11/09/2017

"Walking Cycle" de Wenhua Shi, Prix Hybride du Festival Sihouette 2017



Pour la 16ème édition du festival Silhouette, l’association a dédié un programme aux films expérimentaux, dit « Hybride ».  J’avais le plaisir de faire partie du jury de ce programme avec mes deux collègues, Christian Lebrat et Raphaël Bassan.  Au sein d'une sélection de bonne tenue, riche d’un large éventail de thématiques et styles, notre jury a décidé de remettre le prix du programme Hybride à Walking Cycle de Wenhua Shi (États-Unis) pour la cohérence, l’élégance du propos et l’exécution parfaite du processus utilisé.

Wenhua Shi
J'ai eu l'occasion d'échanger avec l'artiste par mail à propos de son film et son travail en tant que "Media Artist" :

J'admets que je n'étais pas très familier avec votre travail avant de voir ce film.

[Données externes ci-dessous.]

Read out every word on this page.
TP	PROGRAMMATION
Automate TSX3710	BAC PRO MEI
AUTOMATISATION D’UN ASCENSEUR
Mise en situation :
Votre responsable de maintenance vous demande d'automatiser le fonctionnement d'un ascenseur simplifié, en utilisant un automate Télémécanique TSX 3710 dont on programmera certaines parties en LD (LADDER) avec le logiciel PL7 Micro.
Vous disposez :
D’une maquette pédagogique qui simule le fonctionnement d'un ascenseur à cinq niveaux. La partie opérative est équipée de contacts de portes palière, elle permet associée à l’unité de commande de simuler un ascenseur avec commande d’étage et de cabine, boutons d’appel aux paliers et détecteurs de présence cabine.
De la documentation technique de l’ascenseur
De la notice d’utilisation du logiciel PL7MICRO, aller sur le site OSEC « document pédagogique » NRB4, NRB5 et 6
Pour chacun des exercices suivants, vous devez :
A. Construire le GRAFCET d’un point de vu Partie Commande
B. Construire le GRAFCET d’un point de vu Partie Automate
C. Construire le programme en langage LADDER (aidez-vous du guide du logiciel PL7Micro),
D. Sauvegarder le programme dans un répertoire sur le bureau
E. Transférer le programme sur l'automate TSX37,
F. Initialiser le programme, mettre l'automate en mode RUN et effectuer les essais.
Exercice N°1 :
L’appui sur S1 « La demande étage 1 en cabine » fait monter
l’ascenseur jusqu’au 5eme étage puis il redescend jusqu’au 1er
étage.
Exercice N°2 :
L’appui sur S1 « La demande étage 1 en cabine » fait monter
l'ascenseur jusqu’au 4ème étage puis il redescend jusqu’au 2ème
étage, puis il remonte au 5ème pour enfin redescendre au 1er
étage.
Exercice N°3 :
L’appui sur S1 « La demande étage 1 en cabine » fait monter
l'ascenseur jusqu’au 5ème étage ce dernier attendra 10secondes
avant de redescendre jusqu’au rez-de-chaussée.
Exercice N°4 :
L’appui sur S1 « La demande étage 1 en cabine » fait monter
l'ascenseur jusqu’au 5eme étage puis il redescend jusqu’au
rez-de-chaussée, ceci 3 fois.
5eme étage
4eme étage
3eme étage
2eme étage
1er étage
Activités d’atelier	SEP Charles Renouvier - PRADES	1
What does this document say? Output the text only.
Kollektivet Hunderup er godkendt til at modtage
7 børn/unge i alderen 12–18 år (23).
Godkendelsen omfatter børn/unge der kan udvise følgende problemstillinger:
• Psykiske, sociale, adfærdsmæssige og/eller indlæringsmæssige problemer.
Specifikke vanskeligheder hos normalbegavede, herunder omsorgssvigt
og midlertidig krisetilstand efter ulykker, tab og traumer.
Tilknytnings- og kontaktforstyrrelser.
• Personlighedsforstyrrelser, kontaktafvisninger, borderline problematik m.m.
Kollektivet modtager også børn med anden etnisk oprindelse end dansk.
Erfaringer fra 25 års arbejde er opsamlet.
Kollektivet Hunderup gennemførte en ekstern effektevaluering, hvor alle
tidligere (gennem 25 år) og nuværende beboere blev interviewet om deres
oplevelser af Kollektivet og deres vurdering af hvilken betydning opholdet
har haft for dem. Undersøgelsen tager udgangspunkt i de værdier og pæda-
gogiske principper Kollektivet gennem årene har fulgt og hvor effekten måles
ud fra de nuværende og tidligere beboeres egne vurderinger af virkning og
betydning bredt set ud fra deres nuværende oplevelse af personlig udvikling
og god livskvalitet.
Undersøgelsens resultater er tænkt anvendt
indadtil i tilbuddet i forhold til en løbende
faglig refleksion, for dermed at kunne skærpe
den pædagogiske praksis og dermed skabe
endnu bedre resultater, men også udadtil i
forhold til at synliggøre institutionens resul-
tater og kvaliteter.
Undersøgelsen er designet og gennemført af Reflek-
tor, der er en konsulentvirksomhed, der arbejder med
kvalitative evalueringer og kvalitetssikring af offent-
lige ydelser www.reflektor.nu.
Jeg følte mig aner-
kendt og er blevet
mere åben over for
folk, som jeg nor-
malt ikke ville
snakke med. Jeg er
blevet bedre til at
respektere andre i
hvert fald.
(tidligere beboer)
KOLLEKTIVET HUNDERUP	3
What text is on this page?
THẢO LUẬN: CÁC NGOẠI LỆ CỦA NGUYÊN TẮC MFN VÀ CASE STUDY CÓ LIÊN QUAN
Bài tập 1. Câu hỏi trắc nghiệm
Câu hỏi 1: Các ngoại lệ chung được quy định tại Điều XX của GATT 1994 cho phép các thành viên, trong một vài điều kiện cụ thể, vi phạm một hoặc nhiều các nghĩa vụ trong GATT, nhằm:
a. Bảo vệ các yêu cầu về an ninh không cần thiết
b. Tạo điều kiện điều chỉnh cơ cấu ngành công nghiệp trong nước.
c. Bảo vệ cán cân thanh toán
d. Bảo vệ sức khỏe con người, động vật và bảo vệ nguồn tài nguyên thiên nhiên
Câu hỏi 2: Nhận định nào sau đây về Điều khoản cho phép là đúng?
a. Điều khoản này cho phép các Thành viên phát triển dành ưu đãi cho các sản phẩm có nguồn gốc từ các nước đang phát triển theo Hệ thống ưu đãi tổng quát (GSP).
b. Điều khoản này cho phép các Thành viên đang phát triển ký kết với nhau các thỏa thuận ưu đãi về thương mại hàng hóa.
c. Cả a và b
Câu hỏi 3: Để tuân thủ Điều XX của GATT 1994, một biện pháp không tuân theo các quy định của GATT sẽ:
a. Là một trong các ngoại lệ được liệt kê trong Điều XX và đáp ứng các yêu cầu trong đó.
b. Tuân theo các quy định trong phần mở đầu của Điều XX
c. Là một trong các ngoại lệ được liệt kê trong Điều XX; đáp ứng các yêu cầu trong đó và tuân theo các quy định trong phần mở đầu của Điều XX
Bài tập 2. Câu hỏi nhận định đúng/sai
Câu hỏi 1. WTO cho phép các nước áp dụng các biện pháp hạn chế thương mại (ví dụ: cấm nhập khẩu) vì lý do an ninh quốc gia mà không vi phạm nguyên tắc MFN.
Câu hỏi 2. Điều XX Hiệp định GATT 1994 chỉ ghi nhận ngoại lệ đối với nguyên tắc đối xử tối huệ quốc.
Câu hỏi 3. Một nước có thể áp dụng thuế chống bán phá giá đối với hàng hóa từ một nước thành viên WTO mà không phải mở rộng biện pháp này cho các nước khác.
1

J'ai l'impression, après avoir vu votre site Web que vous êtes plus qu'un cinéaste. Pouvez-vous m'en dire plus sur ce que vous faites en tant qu'artiste ?
 

Merci beaucoup de prendre le temps de faire cette interview. «Plus qu'un cinéaste» est un terme délicat à assumer. Je pense que je suis toujours ancré dans les images en mouvement et même quand j'aborde de nouveaux concepts, je commence typiquement par une planche (comme un storyboard) pour trouver la progression du film. Quel que soit le résultat ou le support, j'essaie de garder mes premières pensées sur ces événements qui se produisent de manière séquentielle. Donc, normalement, je pourrais me présenter à un inconnu comme "media artist". Cinéaste ou artiste, ça renvoie des choses différentes dans l'esprit de beaucoup de gens. Media + Artiste, c'est un peu plus facile à expliquer. En tant que "media artist", j'espère que mon travail possède à la fois une qualité poétique et une profondeur conceptuelle. Cela pourrait signifier que peut-être, à la fin d'un projet, le travail pourrait être présenté de différentes façons - en projection ou à travers un autre medium. Je suis prêt à essayer différents matériaux et méthodes tant que mon objectif (qualité poétique et profondeur conceptuelle) est atteint. Par exemple, j'ai utilisé des lampes à néons ou des panneaux LED pour une série de partitions de poèmes sonores, pour éviter d'utiliser un gif animé sur l'écran. Et dans certaines de mes sculptures et œuvres sonores, j'ai essayé de matérialiser le poids des sons, de sorte que ces sons ou ces voix puissent révéler leur signification culturelle significative. (Exemples de projets: What’s in your suitcase?, Who’s afraid of Mao & Futurist Loudspeakers)

Comment avez-vous entendu parler du festival Hybride? Qu'est-ce qui fait de "Walking Cycle" un film «hybride» (si vous le pensez aussi) ? Pouvez-vous me parler du processus de création de "Walking Cycle"?

J'ai déjà soumis mon travail au festival par le passé. Peut-être que la date la plus ancienne remonte à 2005 ou 2006, et j'ai entendu parler du festival sur recommandation de mon ami Li Yang, qui étudiait la théorie du cinéma à Lyon à cette époque. Je suis reconnaissant que mon travail ait finalement pu être présenté au festival.
 Ma compréhension de "Hybride", c'est un mélange hybride de formes, de mediums ou de méthodes de production. Je pense que c'est ce que "Walking Cycle" a essayé de faire. "Walking Cycle" a été produit avec un soutien incroyable de la part de Signal Culture (résidence d'artistes).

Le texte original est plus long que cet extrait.